New Catholic Encyclopedia -1967- Volume 14 Page 299 -
Page 299 draws a sharp, pre-modernist line: The teaching authority of the Church (the Magisterium) does not sit above the Word of God, but serves it. For a mid-century Catholic, this was a crucial clarification against the charge that the Pope could just "make up" new dogmas.
Flipping the Page on Vatican II: A Look at Volume 14, Page 299 (1967)
No. The 1967 edition still bears the scars of pre-conciliar defensiveness. But page 299 of Volume 14 is a small masterpiece of transition. new catholic encyclopedia -1967- volume 14 page 299
It reminds us that revelation isn't just something that happened 2,000 years ago. It is something happening on page 299 , every time we read with fresh eyes.
The page discusses how Revelation is not merely a book dropped from heaven, but a living reality. It balances the Protestant Sola Scriptura with the Catholic Duo Fontes (two sources: Scripture and Tradition). But interestingly, writing in 1967, the author is already hedging. They acknowledge that Scripture and Tradition are not two separate "containers" of truth, but a single flowing stream. Page 299 draws a sharp, pre-modernist line: The
This is fascinating because 1967 was a powder keg of hermeneutics. Dei Verbum (the Dogmatic Constitution on Divine Revelation) had just been promulgated two years prior. For the previous century, Catholic theology had been defensive—focused on the “deposit of faith” handed over as a neat package of propositions. But page 299 of this encyclopedia captures the shift mid-motion.

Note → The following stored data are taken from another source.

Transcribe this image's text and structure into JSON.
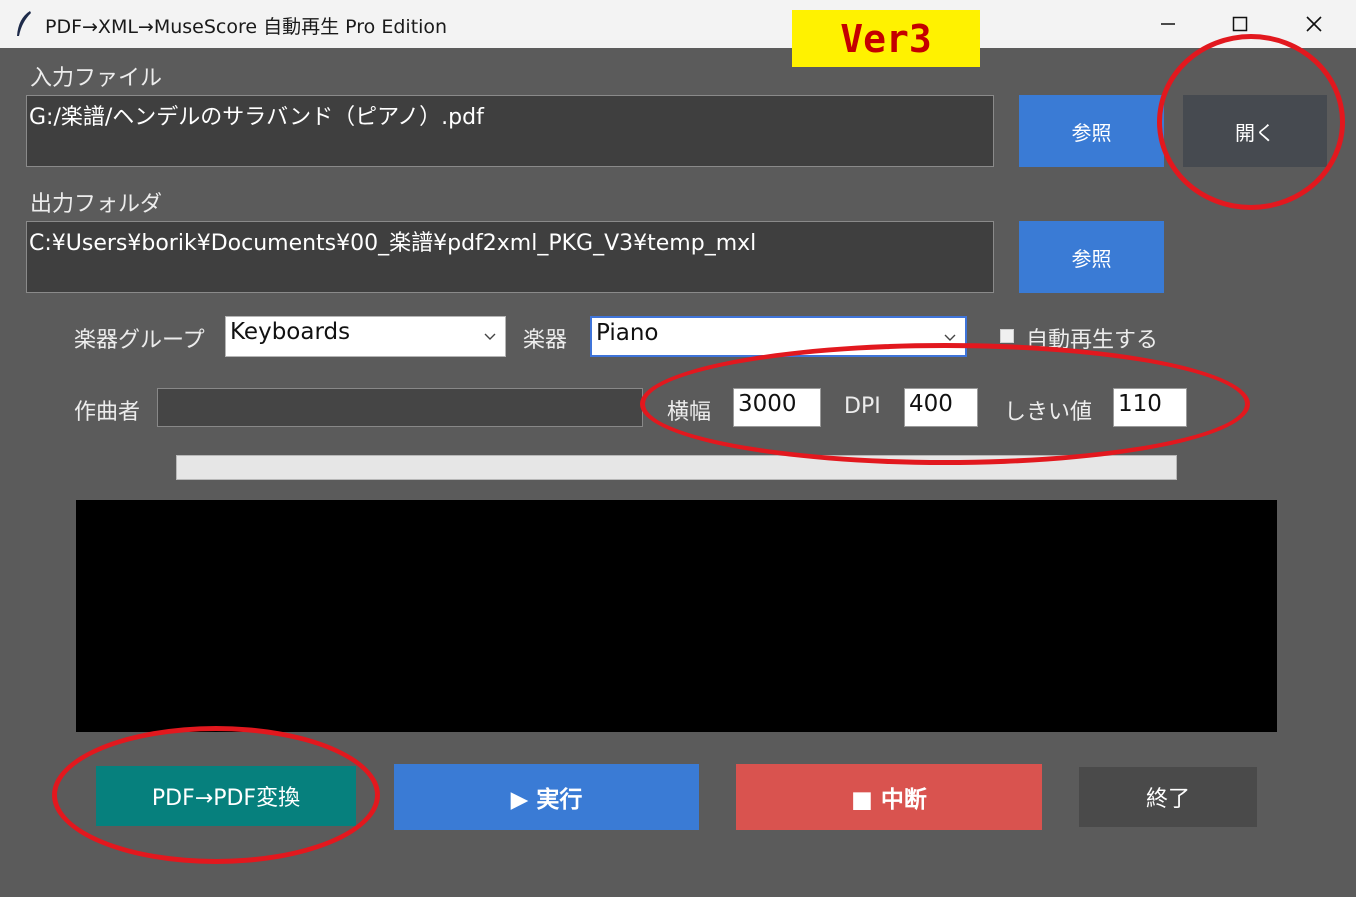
{
  "window": {
    "title": "PDF→XML→MuseScore 自動再生 Pro Edition",
    "controls": [
      "minimize-icon",
      "maximize-icon",
      "close-icon"
    ]
  },
  "badge": {
    "text": "Ver3",
    "background": "#fff200",
    "color": "#c40000"
  },
  "input_file": {
    "label": "入力ファイル",
    "value": "G:/楽譜/ヘンデルのサラバンド（ピアノ）.pdf",
    "browse_label": "参照",
    "open_label": "開く"
  },
  "output_folder": {
    "label": "出力フォルダ",
    "value": "C:¥Users¥borik¥Documents¥00_楽譜¥pdf2xml_PKG_V3¥temp_mxl",
    "browse_label": "参照"
  },
  "options": {
    "instrument_group_label": "楽器グループ",
    "instrument_group_value": "Keyboards",
    "instrument_label": "楽器",
    "instrument_value": "Piano",
    "autoplay_label": "自動再生する",
    "autoplay_checked": false
  },
  "params": {
    "composer_label": "作曲者",
    "composer_value": "",
    "width_label": "横幅",
    "width_value": "3000",
    "dpi_label": "DPI",
    "dpi_value": "400",
    "threshold_label": "しきい値",
    "threshold_value": "110"
  },
  "progress": {
    "value": 0
  },
  "log": {
    "text": ""
  },
  "actions": {
    "pdf_convert_label": "PDF→PDF変換",
    "run_label": "▶ 実行",
    "stop_label": "■ 中断",
    "exit_label": "終了"
  },
  "colors": {
    "background": "#5b5b5b",
    "accent_blue": "#3a7bd5",
    "teal": "#06807d",
    "stop_red": "#d9534f",
    "exit_gray": "#4a4a4a",
    "annotation_red": "#e2181e"
  }
}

This is where the 1967 text shows its conciliar colors. Prior editions might have focused solely on the hierarchy. But here, on page 299, the text acknowledges that the entire people of God, from bishop to baptised janitor, participate in the grasping of Revelation. This was radical for its time. The 1967 edition still bears the scars of
Here is what a reader in 1967 would have found on that page:
What strikes me most about this particular page is its tension. You can feel the author trying to write with the certitude of the 1950s while the windows of the 1960s are blowing open. The language is still scholastic, dense, and Latinized. But the subject is dynamic: Revelation as an encounter with a Person, not just an assent to a fact.